I don't think leaving direction tags off limits DITA at all. There are two levels of directional control, the direction and alignment of the whole document and the direction of characters inside paragraphs. Both are only a concern in the output. Unless there would be a case where an entire Hebrew or Arabic document should be output LTR, that setting can be added to the output with either a parameter passed at rendition time or a condition in the XSL that sets the document to RTL if the value of the language attribute calls for it. That control can also be managed conditionally on individual paragraphs, so there needn't be a control on the paragraph other than the language.
At the string level, controls must be applied according to the characters in the string. It is impossible to tell how the strings will come out until the output is viewed in its final form, so I think it builds inefficiency into the system to attempt to mark up the XML. I imagine an author tagging up a sentence, running HTML, viewing it, going back to the XML to make corrections, running HTML, viewing it, and so on. Then, once it's all straight, the boss comes in and says the output has to work in another browser with different CSS support and Unicode support (check the file in Safari or some other browser that isn't IE). The author is faced with making a copy of the file for each deliverable or overwriting the deliverable specific markup each time the file must be output. Neither is appealing.

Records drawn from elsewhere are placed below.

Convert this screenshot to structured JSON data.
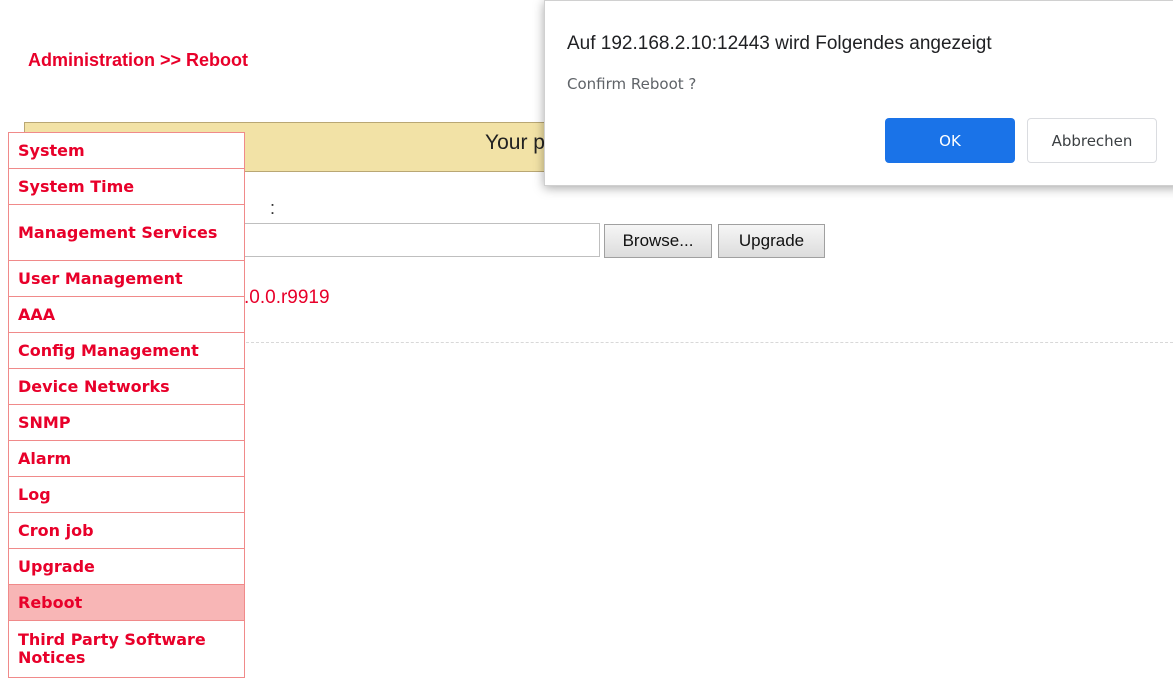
{
  "breadcrumb": "Administration >> Reboot",
  "banner": {
    "text": "Your p"
  },
  "upgrade_form": {
    "label_fragment": ":",
    "browse_label": "Browse...",
    "upgrade_label": "Upgrade",
    "version_fragment": ".0.0.r9919"
  },
  "sidebar": {
    "items": [
      {
        "label": "System"
      },
      {
        "label": "System Time"
      },
      {
        "label": "Management Services"
      },
      {
        "label": "User Management"
      },
      {
        "label": "AAA"
      },
      {
        "label": "Config Management"
      },
      {
        "label": "Device Networks"
      },
      {
        "label": "SNMP"
      },
      {
        "label": "Alarm"
      },
      {
        "label": "Log"
      },
      {
        "label": "Cron job"
      },
      {
        "label": "Upgrade"
      },
      {
        "label": "Reboot",
        "active": true
      },
      {
        "label": "Third Party Software Notices"
      }
    ]
  },
  "dialog": {
    "title": "Auf 192.168.2.10:12443 wird Folgendes angezeigt",
    "message": "Confirm Reboot ?",
    "ok_label": "OK",
    "cancel_label": "Abbrechen"
  },
  "colors": {
    "accent_red": "#e8002a",
    "active_item_bg": "#f8b6b6",
    "ok_button_blue": "#1a73e8",
    "banner_bg": "#f2e2a6"
  }
}
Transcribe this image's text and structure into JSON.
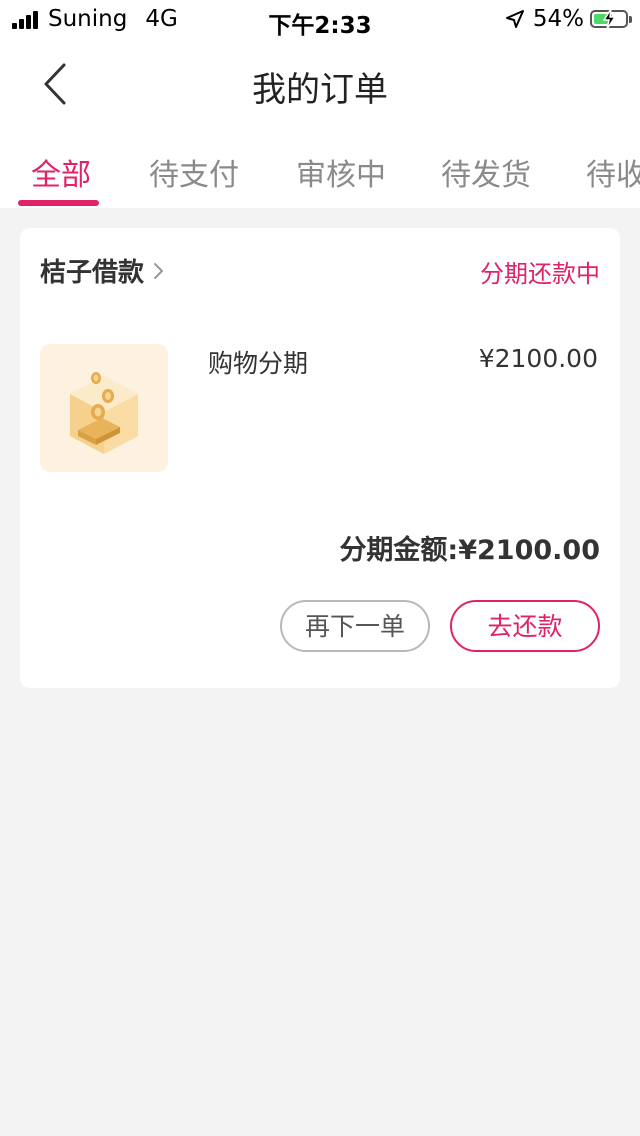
{
  "status_bar": {
    "carrier": "Suning",
    "network": "4G",
    "time": "下午2:33",
    "battery_percent": "54%",
    "battery_level": 0.54,
    "icons": [
      "signal-icon",
      "location-arrow-icon",
      "battery-charging-icon"
    ]
  },
  "nav": {
    "title": "我的订单",
    "back_icon": "chevron-left-icon"
  },
  "tabs": [
    {
      "label": "全部",
      "active": true
    },
    {
      "label": "待支付",
      "active": false
    },
    {
      "label": "审核中",
      "active": false
    },
    {
      "label": "待发货",
      "active": false
    },
    {
      "label": "待收",
      "active": false
    }
  ],
  "order": {
    "merchant": "桔子借款",
    "status": "分期还款中",
    "product_name": "购物分期",
    "product_price": "¥2100.00",
    "amount_label": "分期金额:¥2100.00",
    "buttons": {
      "reorder": "再下一单",
      "repay": "去还款"
    }
  },
  "colors": {
    "accent": "#e0226b",
    "background": "#f3f3f3",
    "card": "#ffffff",
    "thumb_bg": "#fdf1e0"
  }
}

One last point to help explain my position. I do a lot of work with bi-directional XML. Between me and other folks that sit around me, we have got maybe a couple of million words processed in the past few years. We don't use directional spans. I think it would be doing users a huge disservice to add tagging functionality that doesn't really translate to output functionality and translates to inefficient work. If the directional controls are added, they should be accompanied by a disclaimer that essentially says, "Your mileage may vary."